今日立春。
冬意漸散,大地初融。
生生莊園裡的一切卻都如被冰凍了般,處處散發著緊繃氣息。
風兒慢,腳步輕,連最頑皮的小貓們都不再打鬧。
大部分安靜地曬著太陽,還有幾隻乖巧地在王理想褲腳旁繞。
“理想哥,有車來了。”穿著志願者馬甲的女孩小聲道,她手裡抱著一隻好不容易抓來的三花,正在給它洗耳朵,“是金主嗎?”

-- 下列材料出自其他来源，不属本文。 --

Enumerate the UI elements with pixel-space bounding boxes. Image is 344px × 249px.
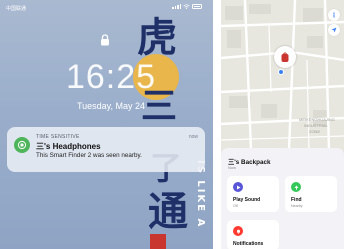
lock-date: Tuesday, May 24 (76, 101, 146, 111)
wallpaper-char-4: 通 (148, 188, 188, 235)
item-sheet: 三's Backpack Now Play Sound Off Find Nea… (221, 148, 344, 249)
play-icon (233, 182, 243, 192)
item-pin[interactable] (274, 46, 296, 68)
user-location-dot (278, 69, 284, 75)
find-button[interactable]: Find Nearby (285, 176, 337, 212)
wallpaper-char-1: 虎 (137, 14, 177, 61)
notification-label: TIME SENSITIVE (36, 134, 80, 140)
bell-icon (233, 226, 243, 236)
lock-screen: 虎 三 了 通 IS LIKE A 中国联通 16:25 Tuesday, Ma… (0, 0, 213, 249)
wifi-icon (183, 4, 190, 9)
carrier-label: 中国联通 (6, 6, 27, 12)
play-sound-button[interactable]: Play Sound Off (227, 176, 279, 212)
notification-time: now (188, 134, 198, 140)
notifications-label: Notifications (233, 241, 264, 247)
find-my-screen: MEIKENGHUAJING INDUSTRIAL ZONE 三's Backp… (221, 0, 344, 249)
status-icons (172, 4, 202, 9)
item-subtitle: Now (228, 165, 237, 170)
location-arrow-icon[interactable] (328, 24, 340, 36)
signal-icon (172, 4, 181, 9)
findmy-icon (14, 137, 30, 153)
play-sound-label: Play Sound (233, 197, 261, 203)
notification-card[interactable]: TIME SENSITIVE now 三's Headphones This S… (7, 127, 205, 172)
find-label: Find (291, 197, 302, 203)
lock-clock: 16:25 (65, 58, 157, 96)
notification-body: This Smart Finder 2 was seen nearby. (36, 152, 142, 159)
arrow-up-icon (291, 182, 301, 192)
find-sub: Nearby (291, 204, 303, 208)
lock-icon (101, 34, 109, 46)
battery-icon (192, 4, 202, 9)
play-sound-sub: Off (233, 204, 238, 208)
notification-title: 三's Headphones (36, 142, 101, 151)
info-icon[interactable] (328, 9, 340, 21)
wallpaper-seal (150, 234, 166, 249)
map-label-3: ZONE (309, 129, 321, 134)
backpack-icon (281, 52, 289, 62)
notifications-button[interactable]: Notifications (227, 220, 279, 249)
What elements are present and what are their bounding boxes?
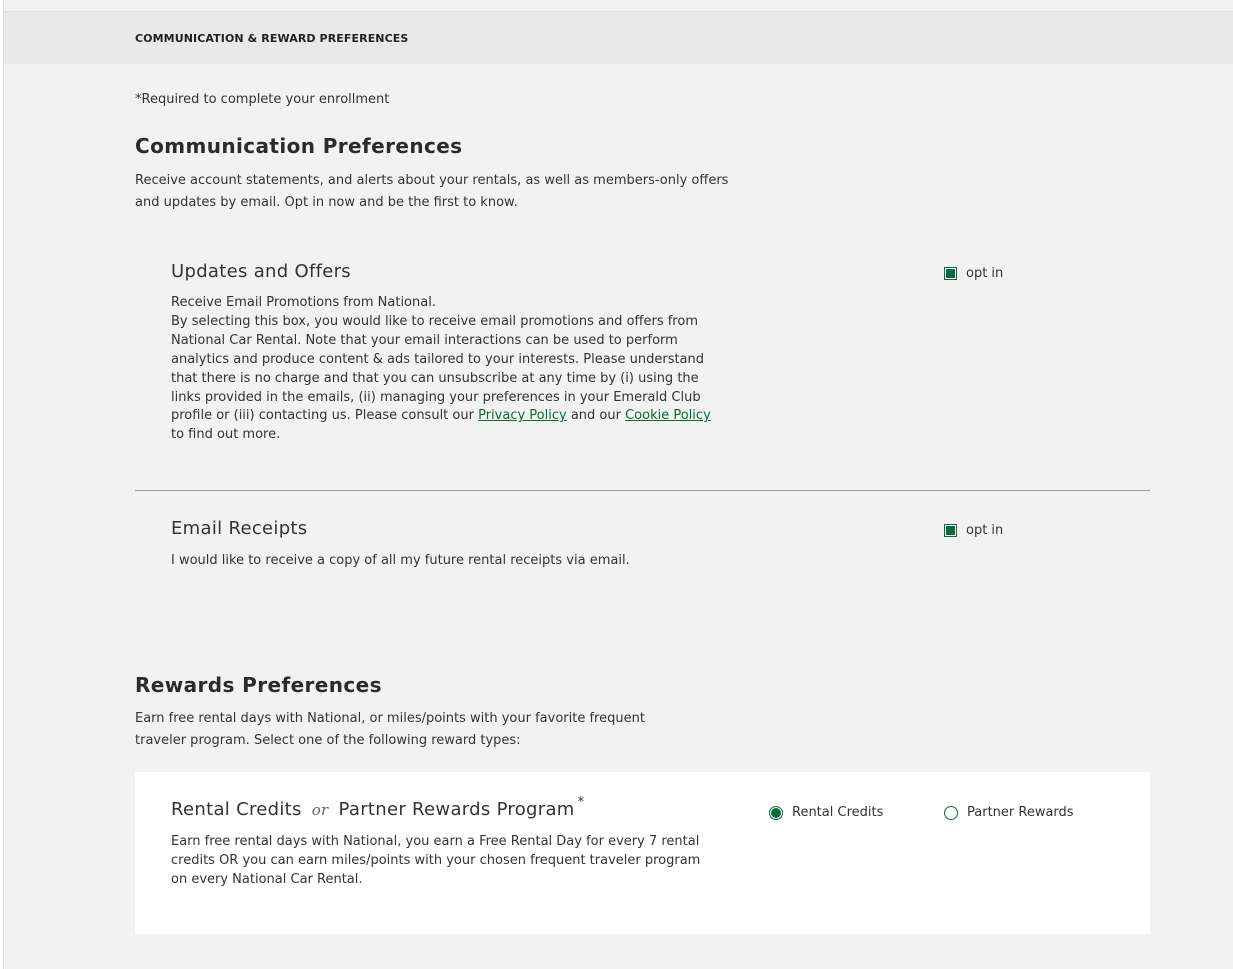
reward-title-or: or [311, 801, 329, 819]
section-header: COMMUNICATION & REWARD PREFERENCES [4, 11, 1233, 64]
partner-rewards-label: Partner Rewards [967, 805, 1074, 820]
rental-credits-label: Rental Credits [792, 805, 884, 820]
communication-heading: Communication Preferences [135, 134, 463, 158]
section-title: COMMUNICATION & REWARD PREFERENCES [135, 32, 409, 45]
receipts-description: I would like to receive a copy of all my… [171, 553, 630, 568]
updates-body: By selecting this box, you would like to… [171, 313, 711, 445]
checkbox-checked-mark [946, 269, 955, 278]
radio-selected-dot [771, 807, 781, 818]
updates-text-after: to find out more. [171, 427, 281, 443]
reward-title-rental-credits: Rental Credits [171, 799, 302, 820]
radio-circle[interactable] [769, 805, 783, 820]
updates-text-before: By selecting this box, you would like to… [171, 313, 705, 424]
updates-opt-in-label: opt in [966, 266, 1004, 281]
reward-type-description: Earn free rental days with National, you… [171, 834, 701, 887]
updates-description: Receive Email Promotions from National. … [171, 294, 711, 445]
updates-line1: Receive Email Promotions from National. [171, 295, 436, 310]
receipts-opt-in-label: opt in [966, 523, 1004, 538]
receipts-title: Email Receipts [171, 518, 308, 539]
updates-text-between: and our [566, 408, 626, 424]
required-asterisk: * [577, 795, 585, 810]
required-note: *Required to complete your enrollment [135, 92, 390, 107]
section-divider [135, 490, 1150, 491]
rental-credits-radio[interactable]: Rental Credits [769, 805, 883, 820]
updates-title: Updates and Offers [171, 261, 351, 282]
radio-circle[interactable] [944, 805, 958, 820]
rewards-heading: Rewards Preferences [135, 673, 382, 697]
reward-title-partner: Partner Rewards Program [338, 799, 575, 820]
preferences-panel: COMMUNICATION & REWARD PREFERENCES *Requ… [3, 0, 1233, 969]
checkbox-box[interactable] [944, 524, 957, 537]
receipts-opt-in-checkbox[interactable]: opt in [944, 523, 1003, 538]
communication-intro: Receive account statements, and alerts a… [135, 173, 729, 210]
rewards-intro: Earn free rental days with National, or … [135, 711, 645, 748]
reward-type-title: Rental Credits or Partner Rewards Program * [171, 795, 584, 820]
cookie-policy-link[interactable]: Cookie Policy [625, 408, 711, 423]
reward-type-card: Rental Credits or Partner Rewards Program *… [135, 772, 1150, 934]
checkbox-checked-mark [946, 526, 955, 535]
updates-opt-in-checkbox[interactable]: opt in [944, 266, 1003, 281]
checkbox-box[interactable] [944, 267, 957, 280]
privacy-policy-link[interactable]: Privacy Policy [478, 408, 567, 423]
partner-rewards-radio[interactable]: Partner Rewards [944, 805, 1074, 820]
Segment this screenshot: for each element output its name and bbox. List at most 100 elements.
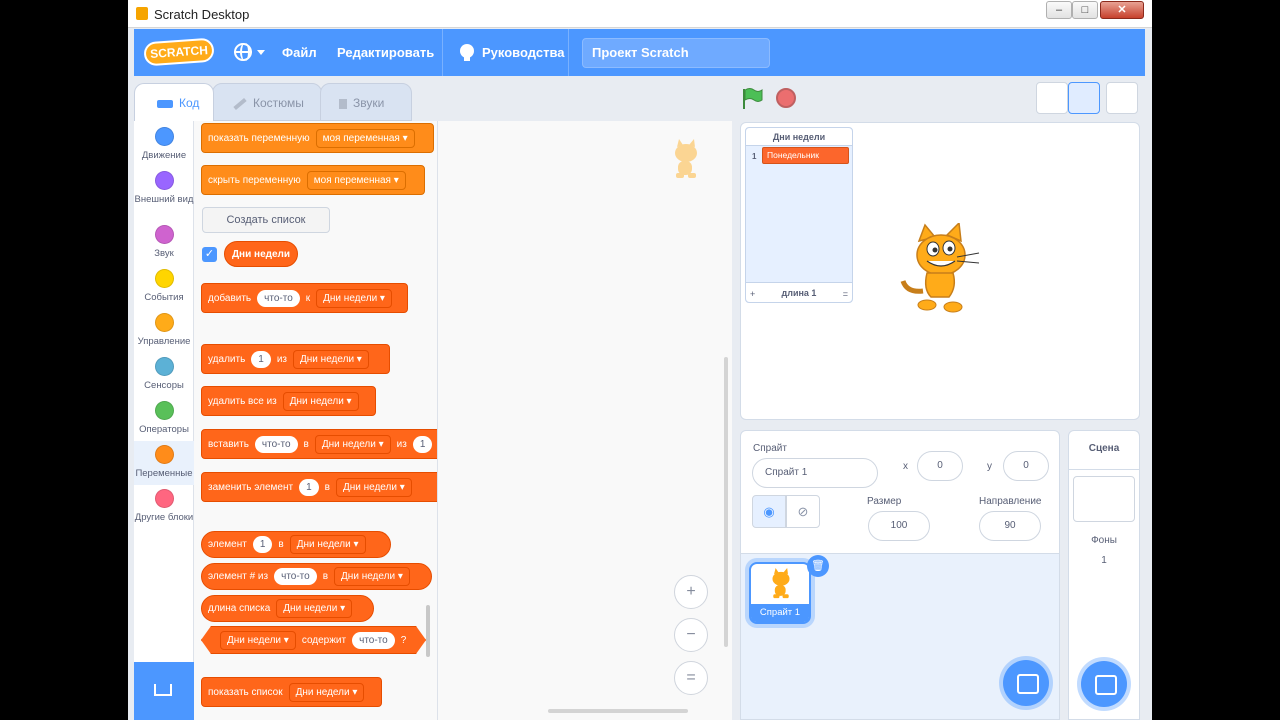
block-show-variable[interactable]: показать переменную моя переменная bbox=[201, 123, 434, 153]
choose-sprite-button[interactable] bbox=[1003, 660, 1049, 706]
category-motion[interactable]: Движение bbox=[134, 127, 194, 161]
category-sound[interactable]: Звук bbox=[134, 225, 194, 259]
category-my-blocks[interactable]: Другие блоки bbox=[134, 489, 194, 523]
scene-divider bbox=[1069, 469, 1139, 470]
list-monitor-checkbox[interactable]: ✓ bbox=[202, 247, 217, 262]
block-list-contains[interactable]: Дни неделисодержитчто-то? bbox=[201, 626, 426, 654]
category-dot-icon bbox=[154, 401, 174, 420]
speaker-icon bbox=[339, 98, 347, 109]
menu-file[interactable]: Файл bbox=[282, 29, 317, 76]
globe-icon[interactable] bbox=[234, 43, 252, 61]
category-dot-icon bbox=[154, 489, 174, 508]
fullscreen-button[interactable] bbox=[1106, 82, 1138, 114]
list-resize-handle[interactable]: = bbox=[843, 289, 848, 299]
block-item-number[interactable]: элемент # из что-то в Дни недели bbox=[201, 563, 432, 590]
green-flag-button[interactable] bbox=[740, 87, 764, 111]
block-item-of[interactable]: элемент 1 в Дни недели bbox=[201, 531, 391, 558]
x-input[interactable]: 0 bbox=[917, 451, 963, 481]
window-title: Scratch Desktop bbox=[154, 7, 250, 22]
list-monitor-length: длина 1 bbox=[746, 282, 852, 302]
category-variables[interactable]: Переменные bbox=[134, 441, 194, 485]
chevron-down-icon bbox=[257, 50, 265, 55]
add-extension-button[interactable] bbox=[134, 662, 194, 720]
workspace-horizontal-scrollbar[interactable] bbox=[548, 709, 688, 713]
backdrops-count: 1 bbox=[1101, 555, 1107, 566]
palette-scrollbar[interactable] bbox=[426, 605, 430, 657]
make-list-button[interactable]: Создать список bbox=[202, 207, 330, 233]
maximize-button[interactable]: □ bbox=[1072, 1, 1098, 19]
block-hide-variable[interactable]: скрыть переменную моя переменная bbox=[201, 165, 425, 195]
tab-code[interactable]: Код bbox=[134, 83, 214, 121]
category-operators[interactable]: Операторы bbox=[134, 401, 194, 435]
stop-button[interactable] bbox=[776, 88, 796, 108]
category-dot-icon bbox=[154, 269, 174, 288]
tab-costumes[interactable]: Костюмы bbox=[212, 83, 322, 121]
category-events[interactable]: События bbox=[134, 269, 194, 303]
stage[interactable]: Дни недели 1 Понедельник длина 1 + = bbox=[740, 122, 1140, 420]
code-workspace[interactable]: + − = bbox=[438, 121, 732, 720]
menu-divider bbox=[442, 29, 443, 76]
variable-dropdown[interactable]: моя переменная bbox=[306, 170, 406, 190]
size-label: Размер bbox=[867, 496, 902, 507]
sprite-thumbnail-label: Спрайт 1 bbox=[751, 604, 809, 622]
category-looks[interactable]: Внешний вид bbox=[134, 171, 194, 205]
variable-dropdown[interactable]: моя переменная bbox=[315, 128, 415, 148]
category-menu: Движение Внешний вид Звук События Управл… bbox=[134, 121, 194, 665]
show-sprite-button[interactable]: ◉ bbox=[752, 495, 786, 528]
block-delete-item[interactable]: удалить 1 из Дни недели bbox=[201, 344, 390, 374]
code-icon bbox=[157, 99, 173, 108]
block-replace-item[interactable]: заменить элемент 1 в Дни недели bbox=[201, 472, 437, 502]
block-show-list[interactable]: показать список Дни недели bbox=[201, 677, 382, 707]
small-stage-button[interactable] bbox=[1036, 82, 1068, 114]
extension-icon bbox=[154, 684, 172, 696]
size-input[interactable]: 100 bbox=[868, 511, 930, 541]
category-dot-icon bbox=[154, 225, 174, 244]
scene-panel[interactable]: Сцена Фоны 1 bbox=[1068, 430, 1140, 720]
y-input[interactable]: 0 bbox=[1003, 451, 1049, 481]
list-item-index: 1 bbox=[752, 152, 757, 161]
sprite-thumbnail[interactable]: Спрайт 1 bbox=[749, 562, 811, 624]
category-control[interactable]: Управление bbox=[134, 313, 194, 347]
backdrop-thumbnail[interactable] bbox=[1073, 476, 1135, 522]
minimize-button[interactable]: – bbox=[1046, 1, 1072, 19]
app-icon bbox=[136, 7, 148, 20]
zoom-out-button[interactable]: − bbox=[674, 618, 708, 652]
list-add-button[interactable]: + bbox=[750, 289, 755, 299]
workspace-vertical-scrollbar[interactable] bbox=[724, 357, 728, 647]
zoom-reset-button[interactable]: = bbox=[674, 661, 708, 695]
sprite-list: Спрайт 1 🗑 bbox=[740, 554, 1060, 720]
close-button[interactable]: ✕ bbox=[1100, 1, 1144, 19]
hide-sprite-button[interactable]: ⊘ bbox=[786, 495, 820, 528]
block-add-to-list[interactable]: добавить что-то к Дни недели bbox=[201, 283, 408, 313]
x-label: x bbox=[903, 461, 908, 472]
cat-sprite[interactable] bbox=[897, 223, 983, 319]
zoom-in-button[interactable]: + bbox=[674, 575, 708, 609]
choose-backdrop-button[interactable] bbox=[1081, 661, 1127, 707]
category-dot-icon bbox=[154, 171, 174, 190]
block-delete-all[interactable]: удалить все из Дни недели bbox=[201, 386, 376, 416]
menu-edit[interactable]: Редактировать bbox=[337, 29, 434, 76]
scratch-logo[interactable]: SCRATCH bbox=[143, 37, 215, 67]
menu-tutorials[interactable]: Руководства bbox=[482, 29, 565, 76]
sprite-info-panel: Спрайт Спрайт 1 x 0 y 0 ◉ ⊘ Размер 100 Н… bbox=[740, 430, 1060, 554]
block-list-reporter[interactable]: Дни недели bbox=[224, 241, 298, 267]
block-insert-at[interactable]: вставитьчто-товДни неделииз1 bbox=[201, 429, 437, 459]
category-dot-icon bbox=[154, 127, 174, 146]
category-dot-icon bbox=[154, 357, 174, 376]
block-list-length[interactable]: длина списка Дни недели bbox=[201, 595, 374, 622]
normal-stage-button[interactable] bbox=[1068, 82, 1100, 114]
menu-bar: SCRATCH Файл Редактировать Руководства П… bbox=[134, 29, 1145, 76]
title-bar: Scratch Desktop – □ ✕ bbox=[128, 0, 1152, 28]
list-monitor: Дни недели 1 Понедельник длина 1 + = bbox=[745, 127, 853, 303]
block-palette: показать переменнуюмоя переменная скрыть… bbox=[194, 121, 438, 720]
app-window: Scratch Desktop – □ ✕ SCRATCH Файл Редак… bbox=[128, 0, 1152, 720]
delete-sprite-icon[interactable]: 🗑 bbox=[807, 555, 829, 577]
list-item-value[interactable]: Понедельник bbox=[762, 147, 849, 164]
tab-sounds[interactable]: Звуки bbox=[320, 83, 412, 121]
category-dot-icon bbox=[154, 313, 174, 332]
direction-label: Направление bbox=[979, 496, 1042, 507]
category-sensing[interactable]: Сенсоры bbox=[134, 357, 194, 391]
sprite-name-input[interactable]: Спрайт 1 bbox=[752, 458, 878, 488]
project-title-input[interactable]: Проект Scratch bbox=[582, 38, 770, 68]
direction-input[interactable]: 90 bbox=[979, 511, 1041, 541]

那輛線條流暢的豪車在莊園入口現身,王理想胖胖的臉頰肉一抖,左腳絆右腳地快速迎了上去。
女孩兒抱著小貓跟在一旁。
車門被開啟,男人昂貴的皮鞋從主駕上落下來,踩在莊園鬆軟的泥土地上。
他個子比王理想高出一頭,戴著黑色口罩,陽光從他身後照耀過來,帶著光圈,晃了王理想的視線,沒看清男人的眉眼。
……是金主吧?
王理想動作頓了一頓。
他其實壓根沒見到過金主的真面目。
得到投資的那天,對方好像也是戴著只黑色口罩,安靜地簽下了“沈禮周”三個字,只看到膚色白皙,垂眸時長長睫毛掩去神色,根本看不清模樣。
接下來的數年中,每年的錢準時到位,人卻從來沒見著。
空氣凝結一秒,對方好似猶豫了下,才終於摘下了口罩。
王理想屏住了呼吸。
比想象中更加年輕。
比想象中更加、更加、更加英俊漂亮。
三花終於得空,從女孩兒懷中掙脫,輕巧落地。
它繞在沈禮周褲腳旁,蹭了蹭,然後翻過身來,露出柔軟的肚皮。
不知是嫌惡還是哪裡不習慣,男人身子有些不著痕跡的僵硬,王理想一個激靈,連忙伸出手去,話音帶笑:“您好您好,沈先生。早上好。”
“您好。”
沈禮周聲音很輕,不辨喜怒,手鬆松一握便收。
“歡迎您來生生莊園視察。我們致力於打造城市流浪動物最後的避風港,目前收養了226只小貓,65只小狗。數字是動態的,送養出去就減,救助進來就加。去年送養了57只,主人每個月都給我們發照片和影片。”王理想在前面開路,介紹莊園情況,“莊園總共分六個獨立院落,這裡是健康成年貓區,小貓白天基本都在這邊活動……”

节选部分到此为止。